The Secret Garden
Green Club's New Native Garden is Coming Soon!
Picture this: It’s a beautifully warm, sunny day, and you and your friends are looking for a place to sit down at lunch. You want to breathe in some fresh air, find a patch of shade, or get away from the concrete quads and noise of campus. If only a divine space like this existed at PHS…
Well - it does.
“The idea in years to come is that it’ll be a place where all students can study and sit during nutrition and lunch,” says Faith Keith, president of PHS’s Green Club. She’s referring to the new and improved native garden that the club has brought to our campus. “Anyone can stop by and check it out!”
The garden is located in the lot behind the East Quad and Little Theater - look out from the Canteen and you’ll see grapevines, lined rows of vegetables, and a variety of carefully maintained bushes and land masses.
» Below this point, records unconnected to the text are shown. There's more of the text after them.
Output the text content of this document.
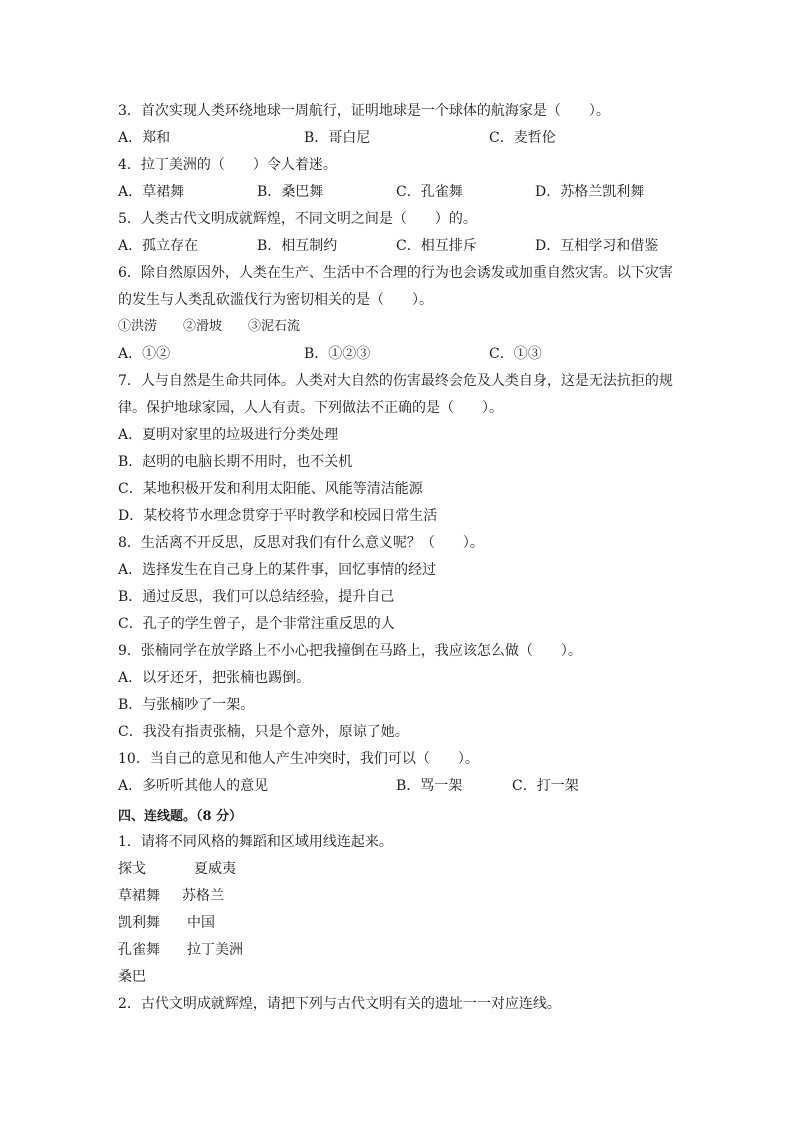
3．首次实现人类环绕地球一周航行，证明地球是一个球体的航海家是（　　）。
A．郑和	B．哥白尼	C．麦哲伦
4．拉丁美洲的（　　）令人着迷。
A．草裙舞	B．桑巴舞	C．孔雀舞	D．苏格兰凯利舞
5．人类古代文明成就辉煌，不同文明之间是（　　）的。
A．孤立存在	B．相互制约	C．相互排斥	D．互相学习和借鉴
6．除自然原因外，人类在生产、生活中不合理的行为也会诱发或加重自然灾害。以下灾害
的发生与人类乱砍滥伐行为密切相关的是（　　）。
①洪涝　　②滑坡　　③泥石流
A．①②	B．①②③	C．①③
7．人与自然是生命共同体。人类对大自然的伤害最终会危及人类自身，这是无法抗拒的规
律。保护地球家园，人人有责。下列做法不正确的是（　　）。
A．夏明对家里的垃圾进行分类处理
B．赵明的电脑长期不用时，也不关机
C．某地积极开发和利用太阳能、风能等清洁能源
D．某校将节水理念贯穿于平时教学和校园日常生活
8．生活离不开反思，反思对我们有什么意义呢？（　　）。
A．选择发生在自己身上的某件事，回忆事情的经过
B．通过反思，我们可以总结经验，提升自己
C．孔子的学生曾子，是个非常注重反思的人
9．张楠同学在放学路上不小心把我撞倒在马路上，我应该怎么做（　　）。
A．以牙还牙，把张楠也踢倒。
B．与张楠吵了一架。
C．我没有指责张楠，只是个意外，原谅了她。
10．当自己的意见和他人产生冲突时，我们可以（　　）。
A．多听听其他人的意见	B．骂一架	C．打一架
四、连线题。（8 分）
1．请将不同风格的舞蹈和区域用线连起来。
探戈	夏威夷
草裙舞 苏格兰
凯利舞 中国
孔雀舞 拉丁美洲
桑巴
2．古代文明成就辉煌，请把下列与古代文明有关的遗址一一对应连线。
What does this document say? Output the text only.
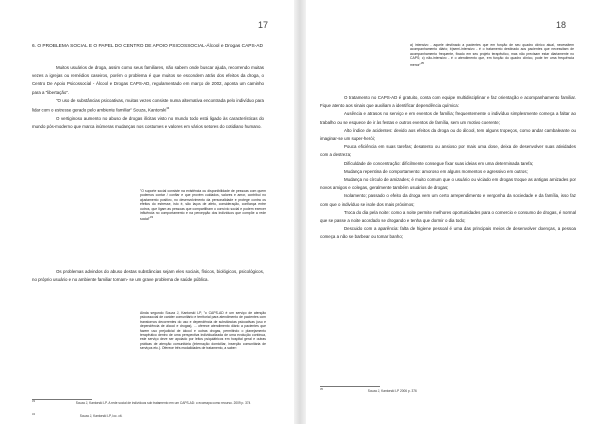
17
6. O PROBLEMA SOCIAL E O PAPEL DO CENTRO DE APOIO PSICOSSOCIAL-Álcool e Drogas CAPS-AD

Muitos usuários de droga, assim como seus familiares, não sabem onde buscar ajuda, recorrendo muitas vezes a igrejas ou remédios caseiros, porém o problema é que muitos se escondem atrás dos efeitos da droga, o Centro De Apoio Psicossocial - Álcool e Drogas CAPS-AD, regulamentado em março de 2002, aponta um caminho para a "libertação".

"O uso de substâncias psicoativas, muitas vezes consiste numa alternativa encontrada pelo indivíduo para lidar com o estresse gerado pelo ambiente familiar" Souza, Kantorski$^{33}$

O vertiginoso aumento no abuso de drogas ilícitas visto no mundo todo está ligado às características do mundo pós-moderno que marca inúmeras mudanças nos costumes e valores em vários setores do cotidiano humano.

"O suporte social consiste na existência ou disponibilidade de pessoas com quem podemos contar / confiar e que provém cuidados, valores e amor, contribui no ajustamento positivo, no desenvolvimento da personalidade e protege contra os efeitos do estresse, isto é, são laços de afeto, consideração, confiança entre outros, que ligam as pessoas que compartilham o convívio social e podem exercer influência no comportamento e na percepção dos indivíduos que compõe a rede social"$^{33}$

Os problemas advindos do abuso destas substâncias sejam eles sociais, físicos, biológicos, psicológicos, no próprio usuário e no ambiente familiar tornam- se um grave problema de saúde pública.

Ainda segundo Souza J, Kantorski LP, "o CAPS-AD é um serviço de atenção psicossocial de caráter comunitário e territorial para atendimento de pacientes com transtornos decorrentes do uso e dependência de substâncias psicoativas (uso e dependência de álcool e drogas), ... oferece atendimento diário a pacientes que fazem uso prejudicial de álcool e outras drogas, permitindo o planejamento terapêutico dentro de uma perspectiva individualizada de uma evolução contínua, este serviço deve ser apoiado por leitos psiquiátricos em hospital geral e outras práticas de atenção comunitária (internação domiciliar, inserção comunitária de serviços etc.). Oferece três modalidades de tratamento, a saber:
$^{33}$	Souza J, Kantorski LP. A rede social de indivíduos sob tratamento em um CAPS-AD: o ecomapa como recurso. 2009 p. 374
$^{34}$	Souza J, Kantorski LP, loc. cit.
18
a) intensivo - aquele destinado a pacientes que em função de seu quadro clínico atual, necessitem acompanhamento diário; b)semi-intensivo - é o tratamento destinado aos pacientes que necessitam de acompanhamento frequente, fixado em seu projeto terapêutico, mas não precisam estar diariamente no CAPS; c) não-intensivo - é o atendimento que, em função do quadro clínico, pode ter uma frequência menor"$^{35}$

O tratamento no CAPS-AD é gratuito, conta com equipe multidisciplinar e faz orientação e acompanhamento familiar. Fique atento aos sinais que auxiliam a identificar dependência química:

Ausência e atrasos no serviço e em eventos de família; frequentemente o indivíduo simplesmente começa a faltar ao trabalho ou se esquece de ir às festas e outros eventos de família, sem um motivo coerente;

Alto índice de acidentes: devido aos efeitos da droga ou do álcool, tem alguns tropeços, como andar cambaleante ou imaginar-se um super-herói;

Pouca eficiência em suas tarefas; desatento ou ansioso por mais uma dose, deixa de desenvolver suas atividades com a destreza;

Dificuldade de concentração: dificilmente consegue fixar suas ideias em uma determinada tarefa;

Mudança repentina de comportamento: amoroso em alguns momentos e agressivo em outros;

Mudança no círculo de amizades; é muito comum que o usuário ou viciado em drogas troque as antigas amizades por novos amigos e colegas, geralmente também usuários de drogas;

Isolamento; passado o efeito da droga vem um certo arrependimento e vergonha da sociedade e da família, isso faz com que o indivíduo se isole dos mais próximos;

Troca do dia pela noite: como a noite permite melhores oportunidades para o comercio e consumo de drogas, é normal que se passe a noite acordado se drogando e tenha que dormir o dia todo;

Descuido com a aparência: falta de higiene pessoal é uma das principais meios de desenvolver doenças, a pessoa começa a não se barbear ou tomar banho;

$^{35}$	Souza J, Kantorski LP 2006 p. 376
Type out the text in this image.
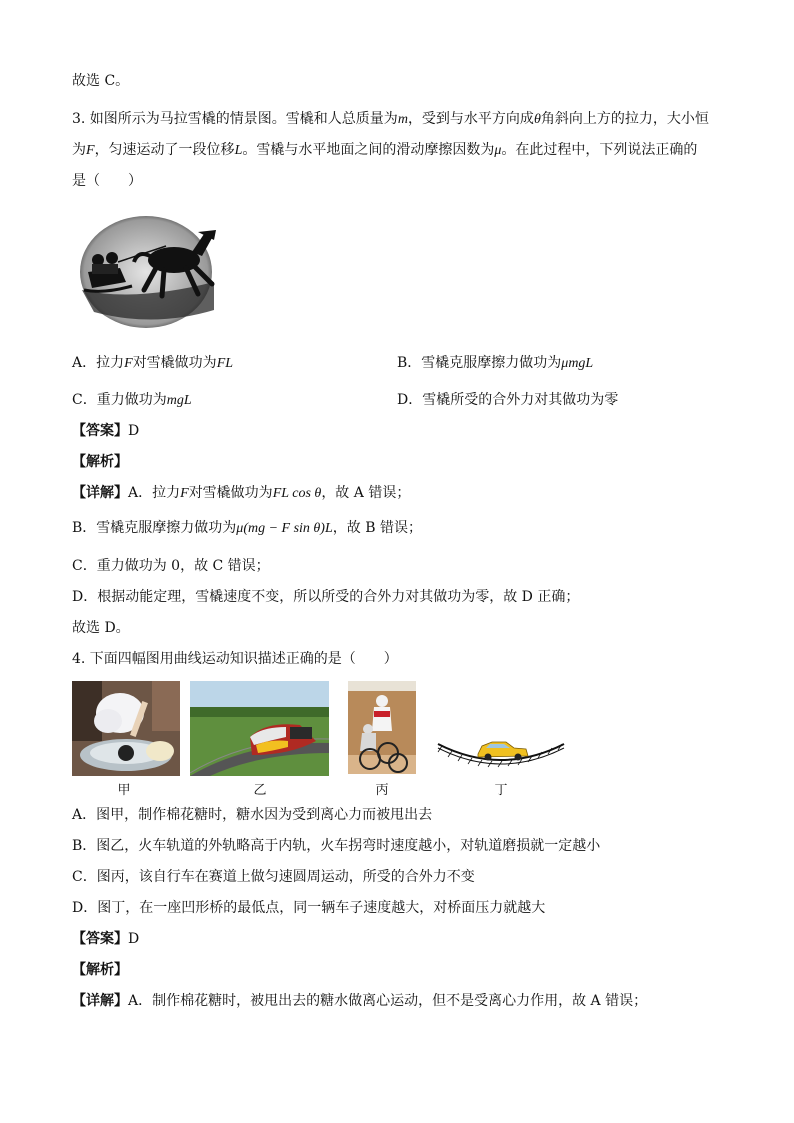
故选 C。
3. 如图所示为马拉雪橇的情景图。雪橇和人总质量为m，受到与水平方向成θ角斜向上方的拉力，大小恒
为F，匀速运动了一段位移L。雪橇与水平地面之间的滑动摩擦因数为μ。在此过程中，下列说法正确的
是（　　）
A．拉力F对雪橇做功为FL	B．雪橇克服摩擦力做功为μmgL
C．重力做功为mgL	D．雪橇所受的合外力对其做功为零
【答案】D
【解析】
【详解】A．拉力F对雪橇做功为FL cos θ，故 A 错误；
B．雪橇克服摩擦力做功为μ(mg − F sin θ)L，故 B 错误；
C．重力做功为 0，故 C 错误；
D．根据动能定理，雪橇速度不变，所以所受的合外力对其做功为零，故 D 正确；
故选 D。
4. 下面四幅图用曲线运动知识描述正确的是（　　）
甲	乙	丙	丁
A．图甲，制作棉花糖时，糖水因为受到离心力而被甩出去
B．图乙，火车轨道的外轨略高于内轨，火车拐弯时速度越小，对轨道磨损就一定越小
C．图丙，该自行车在赛道上做匀速圆周运动，所受的合外力不变
D．图丁，在一座凹形桥的最低点，同一辆车子速度越大，对桥面压力就越大
【答案】D
【解析】
【详解】A．制作棉花糖时，被甩出去的糖水做离心运动，但不是受离心力作用，故 A 错误；
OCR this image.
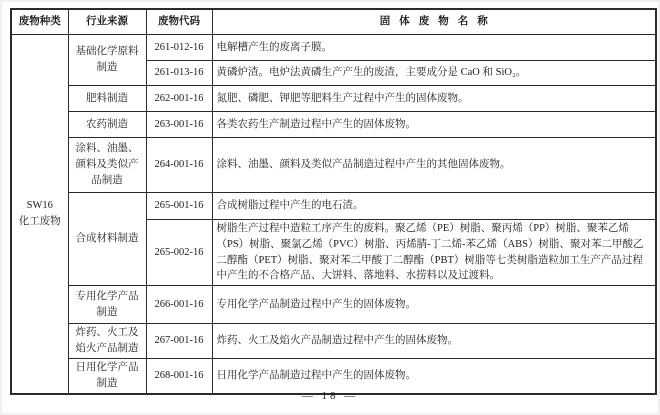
废物种类	行业来源	废物代码	固体废物名称

SW16
化工废物	基础化学原料制造	261-012-16	电解槽产生的废离子膜。
		261-013-16	黄磷炉渣。电炉法黄磷生产产生的废渣，主要成分是 CaO 和 SiO₂。
	肥料制造	262-001-16	氮肥、磷肥、钾肥等肥料生产过程中产生的固体废物。
	农药制造	263-001-16	各类农药生产制造过程中产生的固体废物。
	涂料、油墨、颜料及类似产品制造	264-001-16	涂料、油墨、颜料及类似产品制造过程中产生的其他固体废物。
	合成材料制造	265-001-16	合成树脂过程中产生的电石渣。
		265-002-16	树脂生产过程中造粒工序产生的废料。聚乙烯（PE）树脂、聚丙烯（PP）树脂、聚苯乙烯（PS）树脂、聚氯乙烯（PVC）树脂、丙烯腈-丁二烯-苯乙烯（ABS）树脂、聚对苯二甲酸乙二醇酯（PET）树脂、聚对苯二甲酸丁二醇酯（PBT）树脂等七类树脂造粒加工生产产品过程中产生的不合格产品、大饼料、落地料、水捞料以及过渡料。
	专用化学产品制造	266-001-16	专用化学产品制造过程中产生的固体废物。
	炸药、火工及焰火产品制造	267-001-16	炸药、火工及焰火产品制造过程中产生的固体废物。
	日用化学产品制造	268-001-16	日用化学产品制造过程中产生的固体废物。
— 18 —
Up until a couple of months ago, the space was dedicated to growing blueberries, peppers, and other fruits and vegetables. But it wasn’t sustainable, according to Lindsay Frieberger, Green Club’s former co-president. “It’s so inefficient to keep planting plants that die,” she said when I talked to her last year.
Native plants, by definition, require a lot less energy to keep alive because they’re indigenous to the area - it’s their natural habitat. “It’s important because unlike the rest of our garden, it’s drought tolerant - and that’s a really big issue, especially in Southern California,” explains Faith.
Isa Eisenberg, Green Club’s other co-president of last year, agrees. “We wanted a nice space that provided biodiversity, and an escape from the concrete that we’re surrounded by,” she says.
So, about midway into last school year, Isa and Lindsay decided to change it up a bit. They set out over winter break with the mission to jumpstart their research as much as possible, touring various schools across the district that implemented native gardens.
They sought out the help of Jesse Chang, executive director of Catalyst - a nonprofit organization in San Gabriel Valley that promotes and aids community native garden efforts. With the help of Jesse’s foundation, PUSD master gardener Jill, and Green Club’s weekly garden days, the native garden is up and running.
The garden hosts an impressive spread of indigenous species like California Buckwheat, wildflowers, and White Sage. Faith paints me the picture of water fountains for both humans and animals, and benches for students to sit on. “The idea is that they can sit there, do homework, or maybe even have some outdoor classes on stumps,” she details, even hinting at an exciting collaboration with the CAMAD Academy to conduct this new style of outdoor learning.
“Our garden days are mostly the upkeep at this point,” Faith says in reference to pulling weeds and building self-sustaining vegetable beds, the current task for shaping up the garden. According to Faith, Lindsay, and Isa, the fate of the garden depends on the student body’s dedication and support for it.
Between garden days and continued fundraising through Green Club’s recycling program, the garden will live and grow. “When you show up, and you care, it can be the thing we always wanted it to be.”